Crossing the blood–brain barrier
The anti-infective and autoimmune applications of bispecifics are among the more mature uses of the modality outside of oncology. However, while these drugs could establish bispecifics outside of cancer, the preclinical prospects of targeting diseases of the central nervous system may deliver the biggest wins for patients and drug developers.
Bispecifics that target conditions such as Alzheimer disease are yet to progress into human testing but, despite that, the field has already seen its first major deal. In May this year, Denali Therapeutics paid $24 million upfront and committed up to $447 million in milestones to acquire F-star Gamma, an asset-centric vehicle founded in 2016 to develop bispecifics that cross the blood–brain barrier.
Denali is a neurodegenerative disease biotech founded by ex-Genentech employees that has raised almost $350 million in venture funding. In 2016, the biotech approached F-star about the use of the latter company’s bispecific platform to cross the blood– brain barrier, which stops unwanted substances—including antibodies—from accessing the brain. The idea is to have one specificity bind to the transferrin receptor, which shuttles materials across the barrier. Once the transferrin receptor transports the bispecific across the barrier, the other arm can interact with targets in the brain. Denali is developing one bispecific in Parkinson disease and two in Alzheimer disease.
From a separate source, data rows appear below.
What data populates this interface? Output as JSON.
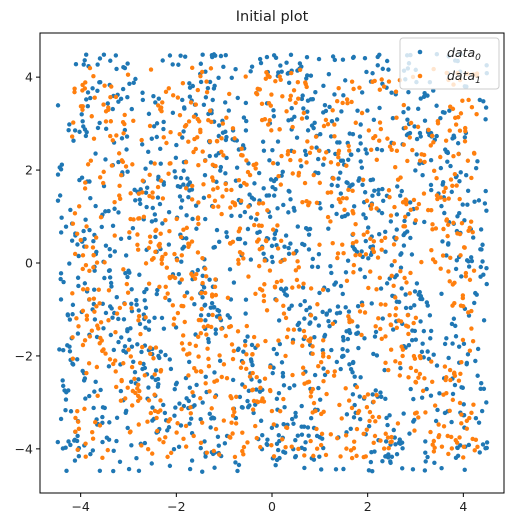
{
  "chart_data": {
    "type": "scatter",
    "title": "Initial plot",
    "xlabel": "",
    "ylabel": "",
    "xlim": [
      -4.85,
      4.85
    ],
    "ylim": [
      -4.95,
      4.95
    ],
    "x_ticks": [
      -4,
      -2,
      0,
      2,
      4
    ],
    "y_ticks": [
      -4,
      -2,
      0,
      2,
      4
    ],
    "x_tick_labels": [
      "−4",
      "−2",
      "0",
      "2",
      "4"
    ],
    "y_tick_labels": [
      "−4",
      "−2",
      "0",
      "2",
      "4"
    ],
    "grid": false,
    "legend_position": "top-right",
    "colors": {
      "series_0": "#1f77b4",
      "series_1": "#ff7f0e",
      "axis": "#000000"
    },
    "series": [
      {
        "name": "data_0",
        "legend_base": "data",
        "legend_sub": "0",
        "color": "#1f77b4",
        "distribution": "approximately uniform over the square",
        "x_range": [
          -4.5,
          4.5
        ],
        "y_range": [
          -4.5,
          4.5
        ],
        "approx_count": 1800
      },
      {
        "name": "data_1",
        "legend_base": "data",
        "legend_sub": "1",
        "color": "#ff7f0e",
        "distribution": "approximately uniform over the square, interleaved with data_0",
        "x_range": [
          -4.2,
          4.3
        ],
        "y_range": [
          -4.2,
          4.2
        ],
        "approx_count": 1400
      }
    ]
  }
}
Groups at companies including AstraZeneca’s MedImmune and Biogen have also researched the idea of using the bispecific format to cross the blood brain–barrier. However, F-star thinks its platform is particularly well-suited to the task.
“A lot of what has conventionally been deployed are what is called the heterodimer half antibodies, where you have one specificity on one half of the antibody and then you have the second specificity on the other half of the antibody,” F-star’s Haurum said. “If you use that format, it would be a half antibody that you had in the brain.”
Denali wanted to get a full antibody into the brain and therefore approached F-star, which has a platform that makes bispecifics with independent specificities. Using F-star’s platform, the specificity targeting the transferrin receptor should not affect the performance of the specificity targeting the receptor in the brain, and vice versa.
Other companies tout the potential of different approaches. In 2017, Lundbeck teamed up with Ossianix to develop multiple candidates. Ossianix’s technology attaches a shark variable new antigen receptor (VNAR) antibody to a therapeutic antibody. The VNAR antibody targets transporters in brain capillaries to transfer the therapeutic antibody across the blood–brain barrier.
Overall, given the biological complexity of the remaining unmet medical needs and rising rates of comorbidities in aging populations, bispecifics look well-suited to today’s therapeutic challenges. After a slow start, interest in bispecifics outside of cancer could be about to take off.